January 22, 2012 / huffingtonpost

BOSTON — Beginning at age 8, Lauren James bounced among at least 14 different foster homes, along the way being forced to scrub floors, clean up after dogs, miss meals and take up to five psychiatric mediations at a time.

Now 24, she was the opening witness Tuesday in a case aimed at putting the Massachusetts foster care system on trial.

The federal class-action lawsuit was filed in 2010 by Children's Rights, a New York-based child advocacy group that alleges that thousands of children in state foster care are being abused and neglected. The group claims the state Department of Children and Families has violated the constitutional rights of children by placing them in unstable and sometimes dangerous situations.

James described a turbulent childhood marked by the death of her father just before her 6th birthday and her mother's suicide when she was 12. She said she was shuttled between foster homes and sent to live with her mother between ages 8 and 11. Then, after her mother died, she hopped from foster home to foster home.

In most of the homes, she wasn't given enough to eat, and her weight dropped from 100 pounds to 73 pounds, she said.

In one home, she was forced by the foster parents to do a lot of housecleaning, including scrubbing floors on her hands and knees and cleaning up after six Chihuahuas, she said.

In another home, her foster parents made fun of her biological mother, James said. At one point, while she was grieving her mother's death, her foster parents told her that her father had "killed himself because he didn't want you," she said.

James said she often felt depressed but didn't express her feelings to her case workers very often. She said she was always told there were not enough foster homes.

"Really, it doesn't matter because they can't do anything about it," she said.

James said she was given lithium beginning at age 6.

"I remember them saying that because my father had bipolar, I was predisposed to it," she said.

After that, she said, she was put on various psychiatric medications, up to five at once. She said the medications made her feel "absolutely dreadful" and caused her to develop sleep problems. At one point, after she was given a new drug to take, she gained 45 pounds in three or four weeks, she said.

Under cross-examination from Assistant Attorney General Jeffrey Collins, James acknowledged she first began taking psychiatric medication before she was ever placed in foster care. She acknowledged that both her biological mother and father had spent time in psychiatric hospitals. She also said a boyfriend her mother had after her father's death was sometimes violent and abusive.
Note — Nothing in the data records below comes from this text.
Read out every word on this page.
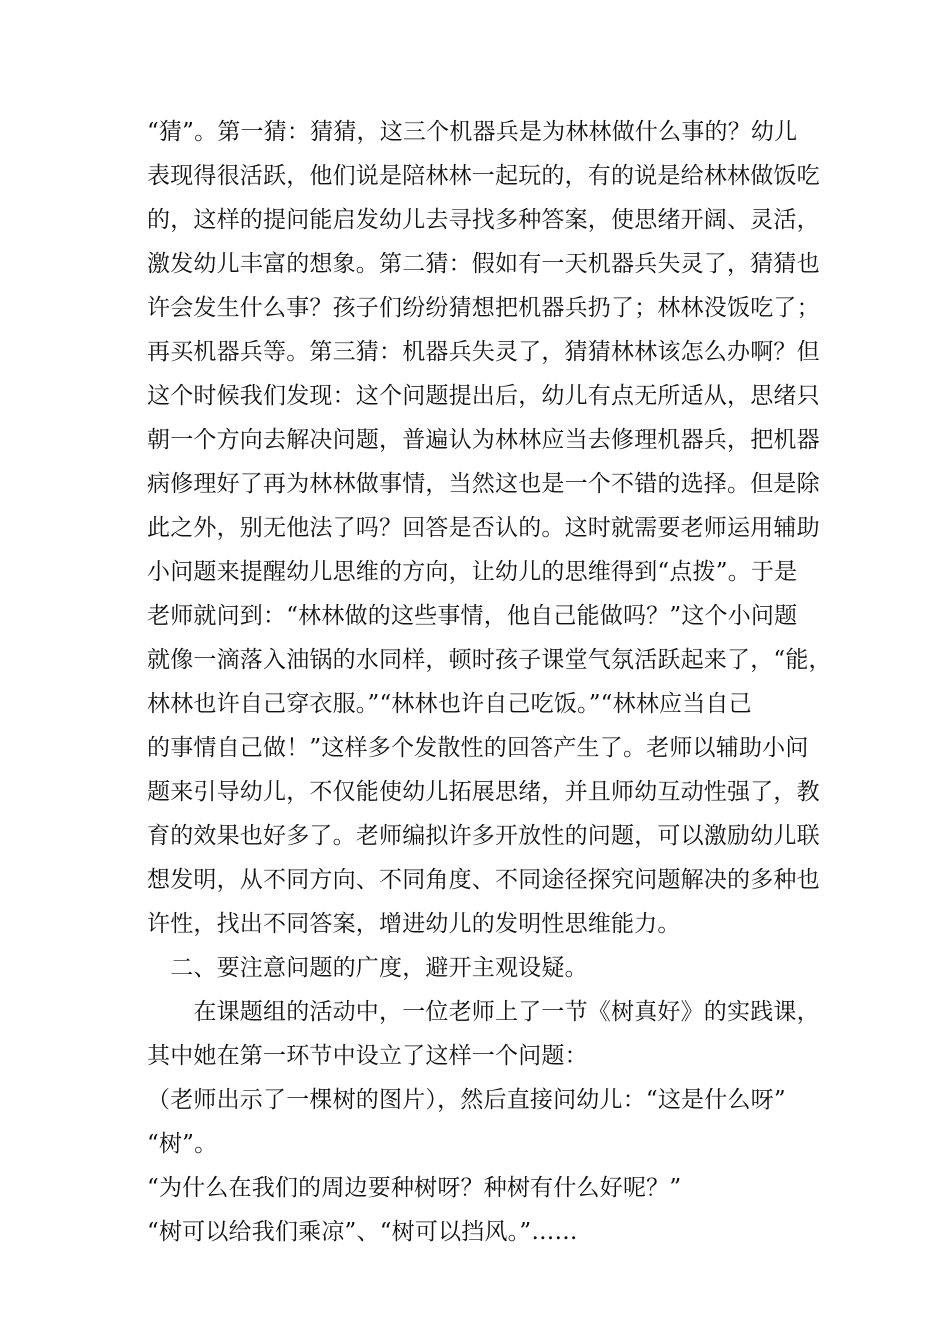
“猜”。第一猜：猜猜，这三个机器兵是为林林做什么事的？幼儿
表现得很活跃，他们说是陪林林一起玩的，有的说是给林林做饭吃
的，这样的提问能启发幼儿去寻找多种答案，使思绪开阔、灵活，
激发幼儿丰富的想象。第二猜：假如有一天机器兵失灵了，猜猜也
许会发生什么事？孩子们纷纷猜想把机器兵扔了；林林没饭吃了；
再买机器兵等。第三猜：机器兵失灵了，猜猜林林该怎么办啊？但
这个时候我们发现：这个问题提出后，幼儿有点无所适从，思绪只
朝一个方向去解决问题，普遍认为林林应当去修理机器兵，把机器
病修理好了再为林林做事情，当然这也是一个不错的选择。但是除
此之外，别无他法了吗？回答是否认的。这时就需要老师运用辅助
小问题来提醒幼儿思维的方向，让幼儿的思维得到“点拨”。于是
老师就问到：“林林做的这些事情，他自己能做吗？”这个小问题
就像一滴落入油锅的水同样，顿时孩子课堂气氛活跃起来了，“能，
林林也许自己穿衣服。”“林林也许自己吃饭。”“林林应当自己
的事情自己做！”这样多个发散性的回答产生了。老师以辅助小问
题来引导幼儿，不仅能使幼儿拓展思绪，并且师幼互动性强了，教
育的效果也好多了。老师编拟许多开放性的问题，可以激励幼儿联
想发明，从不同方向、不同角度、不同途径探究问题解决的多种也
许性，找出不同答案，增进幼儿的发明性思维能力。
　二、要注意问题的广度，避开主观设疑。
　　在课题组的活动中，一位老师上了一节《树真好》的实践课，
其中她在第一环节中设立了这样一个问题：
（老师出示了一棵树的图片），然后直接问幼儿：“这是什么呀”
“树”。
“为什么在我们的周边要种树呀？种树有什么好呢？”
“树可以给我们乘凉”、“树可以挡风。”……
She said she herself spent time in a psychiatric hospital as a child and was diagnosed over the years with various mental illnesses, including oppositional defiant disorder, bipolar disorder, post-traumatic stress disorder and reactive-attachment disorder.
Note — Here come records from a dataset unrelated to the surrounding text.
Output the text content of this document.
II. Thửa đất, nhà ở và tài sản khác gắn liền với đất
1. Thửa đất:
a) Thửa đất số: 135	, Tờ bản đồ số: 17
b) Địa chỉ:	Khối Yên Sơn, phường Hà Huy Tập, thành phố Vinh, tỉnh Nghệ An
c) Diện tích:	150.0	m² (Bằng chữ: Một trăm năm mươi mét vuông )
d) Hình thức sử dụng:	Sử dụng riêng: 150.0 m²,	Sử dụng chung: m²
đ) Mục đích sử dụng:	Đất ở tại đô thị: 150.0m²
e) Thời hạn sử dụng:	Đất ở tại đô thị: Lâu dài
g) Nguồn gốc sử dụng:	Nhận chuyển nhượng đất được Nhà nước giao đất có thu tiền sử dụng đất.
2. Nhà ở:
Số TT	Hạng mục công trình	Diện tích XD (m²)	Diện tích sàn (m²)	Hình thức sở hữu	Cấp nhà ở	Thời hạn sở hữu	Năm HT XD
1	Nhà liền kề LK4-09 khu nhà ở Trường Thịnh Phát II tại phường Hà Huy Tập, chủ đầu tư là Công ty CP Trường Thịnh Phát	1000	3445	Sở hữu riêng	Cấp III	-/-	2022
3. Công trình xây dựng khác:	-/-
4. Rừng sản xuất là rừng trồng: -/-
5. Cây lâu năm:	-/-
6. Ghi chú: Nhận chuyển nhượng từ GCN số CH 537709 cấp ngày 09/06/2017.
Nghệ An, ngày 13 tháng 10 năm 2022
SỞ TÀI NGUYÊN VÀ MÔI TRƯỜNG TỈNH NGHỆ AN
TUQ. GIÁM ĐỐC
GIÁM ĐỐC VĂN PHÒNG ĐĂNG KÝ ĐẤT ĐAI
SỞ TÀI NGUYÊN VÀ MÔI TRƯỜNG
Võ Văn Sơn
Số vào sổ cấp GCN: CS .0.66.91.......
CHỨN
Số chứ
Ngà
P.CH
She acknowledged that the state had provided services intended to stabilize her family and allow her to remain at home with her mother, but that the services did not work, she said.
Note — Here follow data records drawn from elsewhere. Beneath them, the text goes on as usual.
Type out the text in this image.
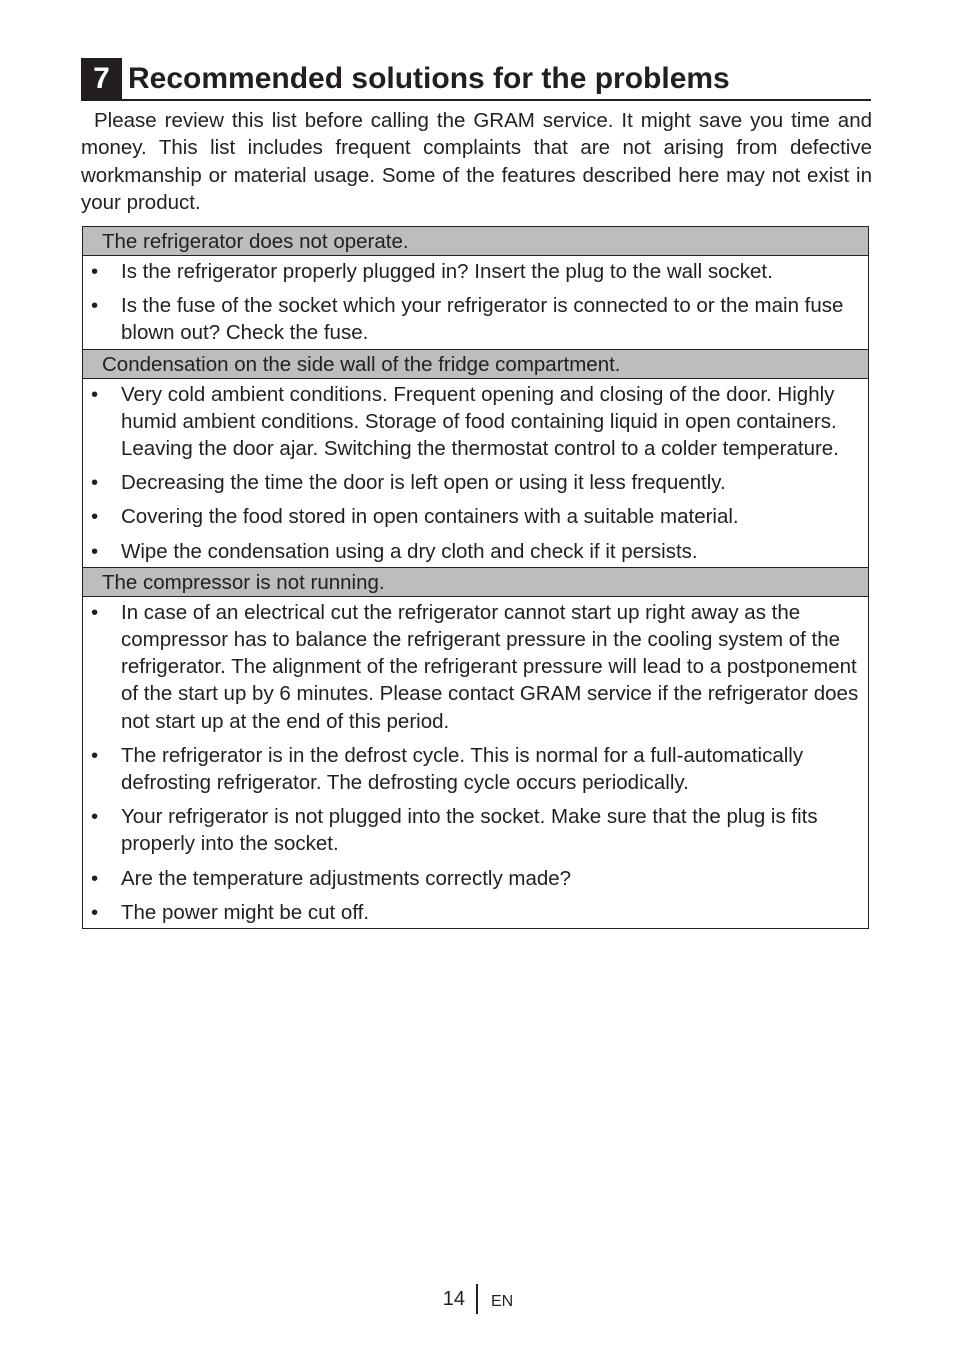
7 Recommended solutions for the problems

Please review this list before calling the GRAM service. It might save you time and money. This list includes frequent complaints that are not arising from defective workmanship or material usage. Some of the features described here may not exist in your product.

The refrigerator does not operate.
•	Is the refrigerator properly plugged in? Insert the plug to the wall socket.
•	Is the fuse of the socket which your refrigerator is connected to or the main fuse blown out? Check the fuse.
Condensation on the side wall of the fridge compartment.
•	Very cold ambient conditions. Frequent opening and closing of the door. Highly humid ambient conditions. Storage of food containing liquid in open containers. Leaving the door ajar. Switching the thermostat control to a colder temperature.
•	Decreasing the time the door is left open or using it less frequently.
•	Covering the food stored in open containers with a suitable material.
•	Wipe the condensation using a dry cloth and check if it persists.
The compressor is not running.
•	In case of an electrical cut the refrigerator cannot start up right away as the compressor has to balance the refrigerant pressure in the cooling system of the refrigerator. The alignment of the refrigerant pressure will lead to a postponement of the start up by 6 minutes. Please contact GRAM service if the refrigerator does not start up at the end of this period.
•	The refrigerator is in the defrost cycle. This is normal for a full-automatically defrosting refrigerator. The defrosting cycle occurs periodically.
•	Your refrigerator is not plugged into the socket. Make sure that the plug is fits properly into the socket.
•	Are the temperature adjustments correctly made?
•	The power might be cut off.
14 EN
Collins asked James whether she blamed DCF, at least in part, for her mother's suicide.

"I don't blame anyone for my mother's death except my mother," she said.

She also said her mother had spent 4 1/2 years of her childhood in foster care.

"With that cycle, I have inherited things that I despise and that the Department of Children and Families has not truly helped to fix, to help mend," she said.

The lawsuit seeks reforms on behalf of approximately 7,500 children in foster care in Massachusetts. The non-jury trial is being heard by U.S. District Judge William Young.

A lawyer for DCF told Young that the department has increased the number of children being safely cared for at home, with about 2,000 fewer children in foster care than just a few years ago.